There appears to be an error with nested svg tags. Unit test:
@Test
public void testSvg()
{
String html = "<!DOCTYPE html>\n"
+ "<html lang=\"en\">\n"
+ "<head>\n"
+ "</head>\n"
+ "<body itemscope itemtype=\"http://schema.org/WebPage\">\n"
+ "<svg xmlns=\"http://www.w3.org/2000/\">\n"
+ " <svg></svg>\n"
+ "</svg>\n"
+ "</body>\n"
+ "</html>";
new HtmlCleaner().clean(html);
html = "<!DOCTYPE html>\n"
+ "<html lang=\"en\">\n"
+ "<head>\n"
+ "</head>\n"
+ "<body itemscope itemtype=\"http://schema.org/WebPage\">\n"
+ "<svg xmlns=\"http://www.w3.org/2000/svg\">\n"
+ " <circle cx=\"50\" cy=\"50\" r=\"40\" stroke=\"black\" stroke-width=\"3\" fill=\"red\" />\n"
+ "</svg>\n"
+ "</body>\n"
+ "</html>";
new HtmlCleaner().clean(html);
html = "<!DOCTYPE html>\n"
+ "<html lang=\"en\">\n"
+ "<head>\n"
+ "</head>\n"
+ "<body itemscope itemtype=\"http://schema.org/WebPage\">\n"
+ "<svg xmlns=\"http://www.w3.org/2000/svg\">\n"
+ " <svg></svg>\n"
+ "</svg>\n"
+ "</body>\n"
+ "</html>";
new HtmlCleaner().clean(html);
}
The final call to clean() throws an exception because there is a second svg nested inside the first, and the string "svg" can also be found inside the xmlns parameter.
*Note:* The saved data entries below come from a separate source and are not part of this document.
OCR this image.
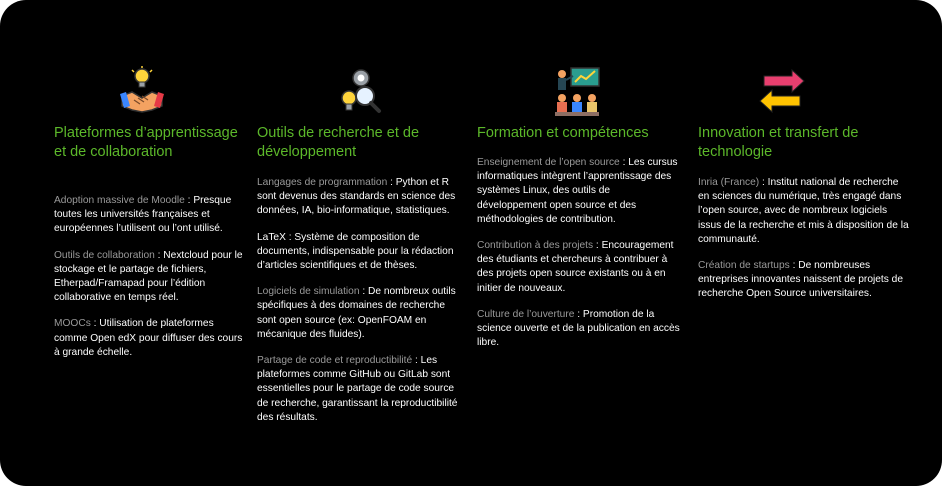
Plateformes d’apprentissage et de collaboration
Adoption massive de Moodle : Presque toutes les universités françaises et européennes l’utilisent ou l’ont utilisé.
Outils de collaboration : Nextcloud pour le stockage et le partage de fichiers, Etherpad/Framapad pour l’édition collaborative en temps réel.
MOOCs : Utilisation de plateformes comme Open edX pour diffuser des cours à grande échelle.
Outils de recherche et de développement
Langages de programmation : Python et R sont devenus des standards en science des données, IA, bio-informatique, statistiques.
LaTeX : Système de composition de documents, indispensable pour la rédaction d’articles scientifiques et de thèses.
Logiciels de simulation : De nombreux outils spécifiques à des domaines de recherche sont open source (ex: OpenFOAM en mécanique des fluides).
Partage de code et reproductibilité : Les plateformes comme GitHub ou GitLab sont essentielles pour le partage de code source de recherche, garantissant la reproductibilité des résultats.
Formation et compétences
Enseignement de l’open source : Les cursus informatiques intègrent l’apprentissage des systèmes Linux, des outils de développement open source et des méthodologies de contribution.
Contribution à des projets : Encouragement des étudiants et chercheurs à contribuer à des projets open source existants ou à en initier de nouveaux.
Culture de l’ouverture : Promotion de la science ouverte et de la publication en accès libre.
Innovation et transfert de technologie
Inria (France) : Institut national de recherche en sciences du numérique, très engagé dans l’open source, avec de nombreux logiciels issus de la recherche et mis à disposition de la communauté.
Création de startups : De nombreuses entreprises innovantes naissent de projets de recherche Open Source universitaires.
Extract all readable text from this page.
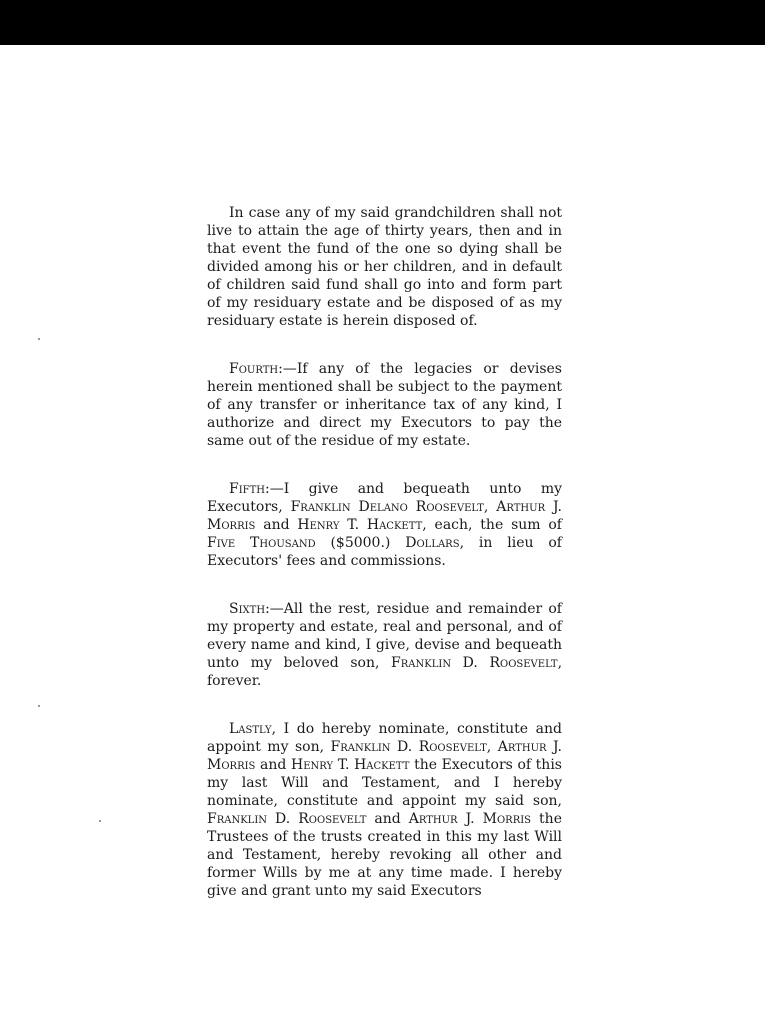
In case any of my said grandchildren shall not live to attain the age of thirty years, then and in that event the fund of the one so dying shall be divided among his or her children, and in default of children said fund shall go into and form part of my residuary estate and be disposed of as my residuary estate is herein disposed of.

Fourth:—If any of the legacies or devises herein mentioned shall be subject to the payment of any transfer or inheritance tax of any kind, I authorize and direct my Executors to pay the same out of the residue of my estate.

Fifth:—I give and bequeath unto my Executors, Franklin Delano Roosevelt, Arthur J. Morris and Henry T. Hackett, each, the sum of Five Thousand ($5000.) Dollars, in lieu of Executors' fees and commissions.

Sixth:—All the rest, residue and remainder of my property and estate, real and personal, and of every name and kind, I give, devise and bequeath unto my beloved son, Franklin D. Roosevelt, forever.

Lastly, I do hereby nominate, constitute and appoint my son, Franklin D. Roosevelt, Arthur J. Morris and Henry T. Hackett the Executors of this my last Will and Testament, and I hereby nominate, constitute and appoint my said son, Franklin D. Roosevelt and Arthur J. Morris the Trustees of the trusts created in this my last Will and Testament, hereby revoking all other and former Wills by me at any time made. I hereby give and grant unto my said Executors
Perhaps that string is being picked up by the cleaner and being erroneously added to the stack.
By contrast, the first call succeeds because that string is not in the parameter, and the second call succeeds because there is no second nested svg.
Thanks for the bug report Remi, I'll check it out.
Remi - I just tested this with 2.2.4 and I don't see an exception when I run the test? Which version did you see the error in?
Hi Scott, I can reproduce this on 2.24 (as opposed to 2.2.4)
Sorry, yes I meant 2.24!
I'm testing on Java 11, if that makes a difference.
Aha, it looks like I managed to fix this bug during the refactoring I performed after the 2.24 release. So if you use the current trunk build it will be fine; otherwise it'll be fixed when I make a new release.
If you wouldn't mind, can you confirm that its fixed for you using the current trunk?
Thanks, that's great. Looking forward to the next release!